Real-time Hybrid System Identification with Online Deterministic Annealing
This work addresses real-time system identification for switching systems, offering improved computational efficiency and control over performance-complexity trade-offs, but it appears incremental as it builds on existing stochastic approximation and recursive identification methods.
The authors tackled the problem of real-time identification for discrete-time state-dependent switching systems by introducing a two-timescale adaptive algorithm that gradually estimates the number of modes and updates parameters, with simulation results validating its efficacy.

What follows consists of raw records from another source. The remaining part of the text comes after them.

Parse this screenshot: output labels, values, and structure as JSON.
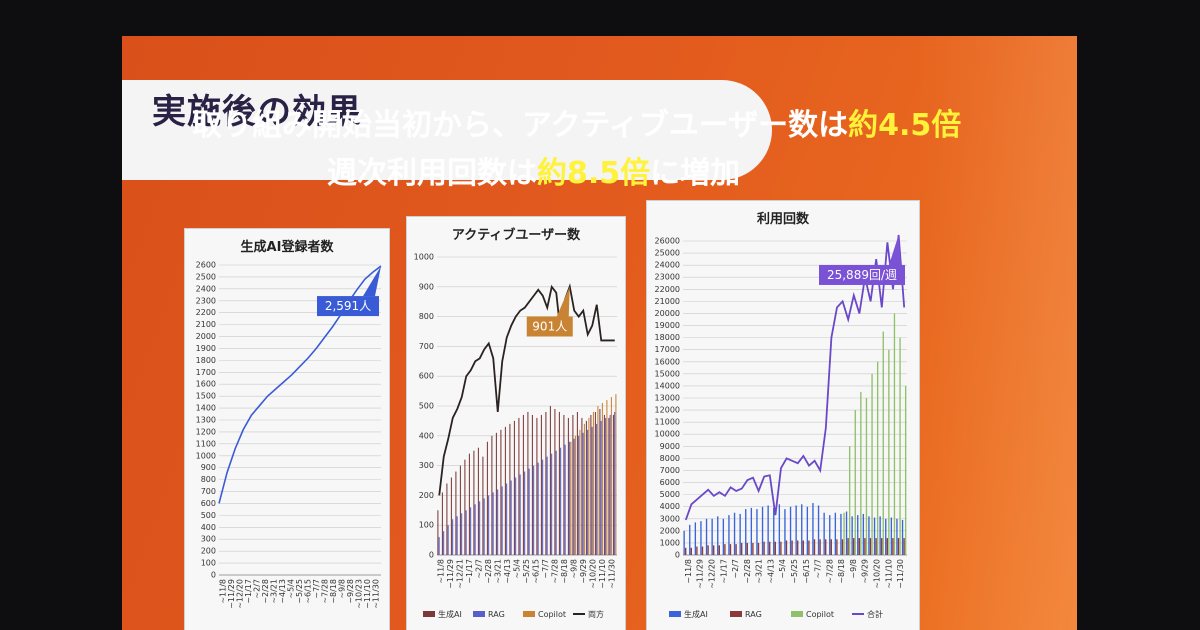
{
  "slide": {
    "title": "実施後の効果",
    "line1_pre": "取り組み開始当初から、アクティブユーザー数は",
    "line1_highlight": "約4.5倍",
    "line2_pre": "週次利用回数は",
    "line2_highlight": "約8.5倍",
    "line2_post": "に増加",
    "colors": {
      "background": "#e25a1e",
      "highlight": "#fff23a",
      "title_text": "#2a2245"
    }
  },
  "chart_data": [
    {
      "type": "line",
      "title": "生成AI登録者数",
      "y_ticks": [
        0,
        100,
        200,
        300,
        400,
        500,
        600,
        700,
        800,
        900,
        1000,
        1100,
        1200,
        1300,
        1400,
        1500,
        1600,
        1700,
        1800,
        1900,
        2000,
        2100,
        2200,
        2300,
        2400,
        2500,
        2600
      ],
      "ylim": [
        0,
        2600
      ],
      "x_ticks": [
        "~11/8",
        "~11/29",
        "~12/20",
        "~1/17",
        "~2/7",
        "~2/28",
        "~3/21",
        "~4/13",
        "~5/4",
        "~5/25",
        "~6/15",
        "~7/7",
        "~7/28",
        "~8/18",
        "~9/8",
        "~9/28",
        "~10/23",
        "~11/10",
        "~11/30"
      ],
      "series": [
        {
          "color": "#3a5bd6",
          "values": [
            600,
            860,
            1060,
            1220,
            1340,
            1420,
            1500,
            1560,
            1620,
            1680,
            1750,
            1820,
            1900,
            1990,
            2080,
            2180,
            2290,
            2390,
            2480,
            2540,
            2591
          ]
        }
      ],
      "callout": {
        "text": "2,591人",
        "color": "#3a5bd6"
      },
      "grid": true
    },
    {
      "type": "bar",
      "title": "アクティブユーザー数",
      "y_ticks": [
        0,
        100,
        200,
        300,
        400,
        500,
        600,
        700,
        800,
        900,
        1000
      ],
      "ylim": [
        0,
        1000
      ],
      "x_ticks": [
        "~11/8",
        "~11/29",
        "~12/21",
        "~1/17",
        "~2/7",
        "~2/28",
        "~3/21",
        "~4/13",
        "~5/4",
        "~5/25",
        "~6/15",
        "~7/7",
        "~7/28",
        "~8/18",
        "~9/8",
        "~9/29",
        "~10/20",
        "~11/10",
        "~11/30"
      ],
      "series": [
        {
          "name": "生成AI",
          "color": "#7b3a3a",
          "values": [
            150,
            210,
            240,
            260,
            280,
            300,
            320,
            340,
            350,
            360,
            330,
            380,
            400,
            410,
            420,
            430,
            440,
            450,
            460,
            470,
            480,
            470,
            460,
            470,
            480,
            500,
            490,
            480,
            470,
            460,
            470,
            480,
            460,
            450,
            470,
            480,
            490,
            470,
            460,
            470
          ]
        },
        {
          "name": "RAG",
          "color": "#5660c8",
          "values": [
            60,
            80,
            100,
            120,
            130,
            140,
            150,
            160,
            170,
            180,
            190,
            200,
            210,
            220,
            230,
            240,
            250,
            260,
            270,
            280,
            290,
            300,
            310,
            320,
            330,
            340,
            350,
            360,
            370,
            380,
            390,
            400,
            410,
            420,
            430,
            440,
            450,
            460,
            470,
            480
          ]
        },
        {
          "name": "Copilot",
          "color": "#c98433",
          "values": [
            0,
            0,
            0,
            0,
            0,
            0,
            0,
            0,
            0,
            0,
            0,
            0,
            0,
            0,
            0,
            0,
            0,
            0,
            0,
            0,
            0,
            0,
            0,
            0,
            0,
            0,
            0,
            0,
            0,
            380,
            400,
            420,
            440,
            460,
            480,
            500,
            510,
            520,
            530,
            540
          ]
        },
        {
          "name": "両方",
          "color": "#2b2222",
          "values": [
            200,
            330,
            390,
            460,
            490,
            530,
            600,
            620,
            650,
            660,
            690,
            710,
            660,
            480,
            650,
            730,
            770,
            800,
            820,
            830,
            850,
            870,
            890,
            870,
            830,
            900,
            880,
            740,
            860,
            901,
            820,
            800,
            820,
            740,
            770,
            840,
            720,
            720,
            720,
            720
          ]
        }
      ],
      "callout": {
        "text": "901人",
        "color": "#c98433"
      },
      "grid": true
    },
    {
      "type": "bar",
      "title": "利用回数",
      "y_ticks": [
        0,
        1000,
        2000,
        3000,
        4000,
        5000,
        6000,
        7000,
        8000,
        9000,
        10000,
        11000,
        12000,
        13000,
        14000,
        15000,
        16000,
        17000,
        18000,
        19000,
        20000,
        21000,
        22000,
        23000,
        24000,
        25000,
        26000
      ],
      "ylim": [
        0,
        26000
      ],
      "x_ticks": [
        "~11/8",
        "~11/29",
        "~12/20",
        "~1/17",
        "~2/7",
        "~2/28",
        "~3/21",
        "~4/13",
        "~5/4",
        "~5/25",
        "~6/15",
        "~7/7",
        "~7/28",
        "~8/18",
        "~9/8",
        "~9/29",
        "~10/20",
        "~11/10",
        "~11/30"
      ],
      "series": [
        {
          "name": "生成AI",
          "color": "#3a64d8",
          "values": [
            2000,
            2500,
            2700,
            2800,
            3000,
            3000,
            3200,
            3000,
            3300,
            3500,
            3400,
            3800,
            3900,
            3800,
            4000,
            4100,
            3900,
            4200,
            3800,
            4000,
            4100,
            4200,
            4000,
            4300,
            4100,
            3500,
            3300,
            3500,
            3400,
            3600,
            3200,
            3300,
            3400,
            3200,
            3100,
            3200,
            3000,
            3100,
            3000,
            2900
          ]
        },
        {
          "name": "RAG",
          "color": "#8a3a3a",
          "values": [
            600,
            600,
            700,
            700,
            800,
            800,
            800,
            900,
            900,
            900,
            1000,
            1000,
            1000,
            1000,
            1100,
            1100,
            1100,
            1100,
            1200,
            1200,
            1200,
            1200,
            1200,
            1300,
            1300,
            1300,
            1300,
            1300,
            1300,
            1400,
            1400,
            1400,
            1400,
            1400,
            1400,
            1400,
            1400,
            1400,
            1400,
            1400
          ]
        },
        {
          "name": "Copilot",
          "color": "#8fc06a",
          "values": [
            0,
            0,
            0,
            0,
            0,
            0,
            0,
            0,
            0,
            0,
            0,
            0,
            0,
            0,
            0,
            0,
            0,
            0,
            0,
            0,
            0,
            0,
            0,
            0,
            0,
            0,
            0,
            0,
            3500,
            9000,
            12000,
            13500,
            13000,
            15000,
            16000,
            18500,
            17000,
            20000,
            18000,
            14000
          ]
        },
        {
          "name": "合計",
          "color": "#6a48c8",
          "values": [
            2900,
            4200,
            4600,
            5000,
            5400,
            4900,
            5200,
            4900,
            5600,
            5300,
            5500,
            6200,
            6400,
            5300,
            6500,
            6600,
            3300,
            7200,
            8000,
            7800,
            7600,
            8200,
            7400,
            7800,
            7000,
            10500,
            18000,
            20500,
            21000,
            19500,
            21500,
            20000,
            23000,
            21000,
            24500,
            20500,
            25889,
            22000,
            26500,
            20500
          ]
        }
      ],
      "callout": {
        "text": "25,889回/週",
        "color": "#7a52d6"
      },
      "grid": true
    }
  ]
}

We introduce a real-time identification method for discrete-time state-dependent switching systems in both the input--output and state-space domains. In particular, we design a system of adaptive algorithms running in two timescales; a stochastic approximation algorithm implements an online deterministic annealing scheme at a slow timescale and estimates the mode-switching signal, and an recursive identification algorithm runs at a faster timescale and updates the parameters of the local models based on the estimate of the switching signal. We first focus on piece-wise affine systems and discuss identifiability conditions and convergence properties based on the theory of two-timescale stochastic approximation. In contrast to standard identification algorithms for switched systems, the proposed approach gradually estimates the number of modes and is appropriate for real-time system identification using sequential data acquisition. The progressive nature of the algorithm improves computational efficiency and provides real-time control over the performance-complexity trade-off. Finally, we address specific challenges that arise in the application of the proposed methodology in identification of more general switching systems. Simulation results validate the efficacy of the proposed methodology.